労力を考えれば、確かに練習をしない方が楽だ。しかし、環境が変わり、実力主義になった。
どの部活でもこういった話はある。「エンジョイでやるのか?」「ガチでやるのか?」
絶対的な解はない。「部の方針それぞれ」というしかない。
コンクールの出場が目的なら、環境の変化というリスクを考えて、練習する方が得なのではないかと思う。
環境が変わるタイミングなんて予測できるものではない。それは社会を見ても明らかだ。コロナ禍のリモートワークが当たり前になるような日常を想像できた人はいただろうか。
過去の経験から言うと、「この流れは変わりそうにない」が一般的な解答だ。
しかし、作品の内容でいけば、顧問の育休で代わりの先生が来て実力主義に変わった。
先生にとっては育休を取ることは既定路線だったかもしれないが、生徒にとっては寝耳に水だ。そして、代わりの先生がめちゃくちゃ優秀な指導者なことも。
当時の自分では思いつかなかったが、目指すべき方向性を変えればいいと感じた。おそらく年功序列にヤキモキする登場人物たちは「みんなで上を目指そう!」というマインドなはずだ。だが、現状はそれは叶わない。
部の方針から考えて、自分の代になるまでは個人的な練習期間にするという考えもありだろう。どうやら練習に来ているか、来ていないかも別に気にしないような部活だったようなので、部の方針に乗っ取らず個人的な練習をする機会もある。
同期や後輩から見たら、「好き勝手やっている」とは思われそうだが、「上手くなりたい」というのは通じるはずだ。あとは虎視眈々と自分の代が来るのを待ちつつ、仲間を作るという作戦だ。
他にも、気の合う仲間で大会を探して出るという方向性。ここには先生も絡んでくるので難しいかもしれない。先生の方向性によっては、先輩たちの出番を増やすだけの徒労に終わる可能性がある。
副顧問の先生は音楽の先生で厳しいらしく、実力主義を指示する生徒からは顧問をやって欲しいと思っている描写もある。
ならば、その先生を取り入り、個別に大会に出場するという手もあるのではないだろうか。
(現に先輩が引退してから、主人公たちの代はアンサンブルコンテストという少人数制の大会に挑んでいる)
それはそれで、「あいつらだけズルい」みたいなことも大いにある。
しかし、部内で住み分けをするのなら、一番大きい大会は年功序列を許すけれども、小さい大会は実力を優先させる、という方針でもいいと思う。
今となっては、こういうことも考えられるが、実行に移せるかどうかは別問題だ。
しかし、「練習したからその成果を見せる場所を!」というのは、承認欲求的な目線から大いに理解できる。努力が報われるか。正しい練習をしたか、ということを評価してほしい。そのためのコンクールという目線は十分に理解できる。

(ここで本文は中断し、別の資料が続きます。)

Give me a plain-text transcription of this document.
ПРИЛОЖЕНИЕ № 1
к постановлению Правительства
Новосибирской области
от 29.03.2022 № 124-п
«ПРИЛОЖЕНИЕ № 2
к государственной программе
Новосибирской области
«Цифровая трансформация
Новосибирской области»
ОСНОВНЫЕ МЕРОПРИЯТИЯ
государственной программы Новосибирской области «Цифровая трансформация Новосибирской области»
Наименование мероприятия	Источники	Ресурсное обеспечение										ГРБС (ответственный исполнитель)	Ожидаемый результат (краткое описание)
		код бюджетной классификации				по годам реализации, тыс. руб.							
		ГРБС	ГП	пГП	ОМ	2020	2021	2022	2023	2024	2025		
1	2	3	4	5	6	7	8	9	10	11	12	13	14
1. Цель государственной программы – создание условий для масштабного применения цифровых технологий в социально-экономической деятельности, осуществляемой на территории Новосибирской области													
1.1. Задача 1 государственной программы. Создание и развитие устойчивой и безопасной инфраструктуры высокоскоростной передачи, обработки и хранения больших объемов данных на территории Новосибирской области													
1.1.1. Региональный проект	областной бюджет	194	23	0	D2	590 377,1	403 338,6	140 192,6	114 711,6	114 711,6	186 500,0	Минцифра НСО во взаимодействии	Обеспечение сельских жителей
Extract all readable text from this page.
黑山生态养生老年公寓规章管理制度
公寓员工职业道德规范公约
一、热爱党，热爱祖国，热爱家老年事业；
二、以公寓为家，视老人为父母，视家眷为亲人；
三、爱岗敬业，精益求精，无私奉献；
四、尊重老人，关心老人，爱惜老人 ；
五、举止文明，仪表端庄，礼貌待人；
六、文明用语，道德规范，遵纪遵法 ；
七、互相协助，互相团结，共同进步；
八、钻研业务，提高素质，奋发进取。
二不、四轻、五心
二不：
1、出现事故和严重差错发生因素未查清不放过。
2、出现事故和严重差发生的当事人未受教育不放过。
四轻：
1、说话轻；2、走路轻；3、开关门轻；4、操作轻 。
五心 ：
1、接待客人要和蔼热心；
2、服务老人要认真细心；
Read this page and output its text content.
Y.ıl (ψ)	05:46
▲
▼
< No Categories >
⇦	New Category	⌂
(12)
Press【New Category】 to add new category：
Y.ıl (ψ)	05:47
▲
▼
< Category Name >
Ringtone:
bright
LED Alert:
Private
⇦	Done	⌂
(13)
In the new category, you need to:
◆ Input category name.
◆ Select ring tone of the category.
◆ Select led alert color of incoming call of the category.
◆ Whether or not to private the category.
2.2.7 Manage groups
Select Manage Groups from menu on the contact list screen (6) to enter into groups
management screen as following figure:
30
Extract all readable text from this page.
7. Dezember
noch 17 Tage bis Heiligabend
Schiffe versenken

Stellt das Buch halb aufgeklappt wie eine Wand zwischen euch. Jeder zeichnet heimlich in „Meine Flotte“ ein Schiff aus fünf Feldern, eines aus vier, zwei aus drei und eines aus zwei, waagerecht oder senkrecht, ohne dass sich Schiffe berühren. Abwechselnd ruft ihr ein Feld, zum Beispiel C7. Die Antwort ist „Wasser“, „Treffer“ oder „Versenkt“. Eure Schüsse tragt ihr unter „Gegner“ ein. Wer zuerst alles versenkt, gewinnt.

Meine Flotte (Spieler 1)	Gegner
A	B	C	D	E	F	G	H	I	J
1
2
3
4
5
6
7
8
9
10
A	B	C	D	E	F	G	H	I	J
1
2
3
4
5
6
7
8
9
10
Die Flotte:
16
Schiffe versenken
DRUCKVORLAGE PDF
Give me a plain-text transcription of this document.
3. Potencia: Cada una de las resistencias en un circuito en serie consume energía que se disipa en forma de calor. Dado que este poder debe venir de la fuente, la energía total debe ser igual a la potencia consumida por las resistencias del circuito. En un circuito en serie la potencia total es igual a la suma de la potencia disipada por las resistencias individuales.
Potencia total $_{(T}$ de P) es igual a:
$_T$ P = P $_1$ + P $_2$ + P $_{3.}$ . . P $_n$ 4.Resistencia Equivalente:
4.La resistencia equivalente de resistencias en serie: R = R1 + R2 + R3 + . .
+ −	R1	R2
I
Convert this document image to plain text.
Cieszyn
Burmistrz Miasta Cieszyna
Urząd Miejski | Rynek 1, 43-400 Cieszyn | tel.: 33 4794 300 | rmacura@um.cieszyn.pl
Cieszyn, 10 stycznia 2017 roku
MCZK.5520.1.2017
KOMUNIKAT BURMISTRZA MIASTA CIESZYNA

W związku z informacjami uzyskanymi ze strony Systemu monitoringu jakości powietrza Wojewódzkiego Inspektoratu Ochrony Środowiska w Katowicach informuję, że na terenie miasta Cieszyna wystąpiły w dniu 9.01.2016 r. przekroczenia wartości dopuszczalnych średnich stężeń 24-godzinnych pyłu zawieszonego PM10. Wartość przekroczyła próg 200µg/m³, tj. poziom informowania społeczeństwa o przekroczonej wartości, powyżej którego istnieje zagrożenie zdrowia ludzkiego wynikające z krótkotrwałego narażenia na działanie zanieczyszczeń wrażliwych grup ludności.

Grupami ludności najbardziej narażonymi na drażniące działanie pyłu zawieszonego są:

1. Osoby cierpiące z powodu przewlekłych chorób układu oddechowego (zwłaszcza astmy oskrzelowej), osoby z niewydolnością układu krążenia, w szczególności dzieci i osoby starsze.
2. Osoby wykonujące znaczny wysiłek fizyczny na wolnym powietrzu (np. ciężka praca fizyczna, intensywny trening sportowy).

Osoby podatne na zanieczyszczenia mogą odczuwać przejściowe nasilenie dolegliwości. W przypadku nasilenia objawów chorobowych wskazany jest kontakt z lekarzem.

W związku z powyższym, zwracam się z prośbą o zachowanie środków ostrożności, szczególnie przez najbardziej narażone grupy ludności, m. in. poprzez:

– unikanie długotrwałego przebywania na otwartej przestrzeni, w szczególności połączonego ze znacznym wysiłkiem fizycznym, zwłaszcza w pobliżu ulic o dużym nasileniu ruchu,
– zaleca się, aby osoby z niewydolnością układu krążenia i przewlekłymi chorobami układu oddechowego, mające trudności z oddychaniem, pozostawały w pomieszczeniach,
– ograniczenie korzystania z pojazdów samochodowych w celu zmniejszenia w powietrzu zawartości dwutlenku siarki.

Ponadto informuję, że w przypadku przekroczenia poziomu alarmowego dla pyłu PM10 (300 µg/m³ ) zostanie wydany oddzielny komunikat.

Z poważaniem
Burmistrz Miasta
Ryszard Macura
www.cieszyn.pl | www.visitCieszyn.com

部内の方針が自分の描いた通りにならないのら、違う目標を見つけるか、抜けるのか、耐えるのか、いろいろ選ばなくてはならない。
上記の選択肢を選んだキャラクターもいれば、それ以外の選択肢、淡々と練習を続けたキャラクターもいる。
その集団の変わらない目的は何で、手段が変わっても対応できるように日々備えておくことが大切だと感じた。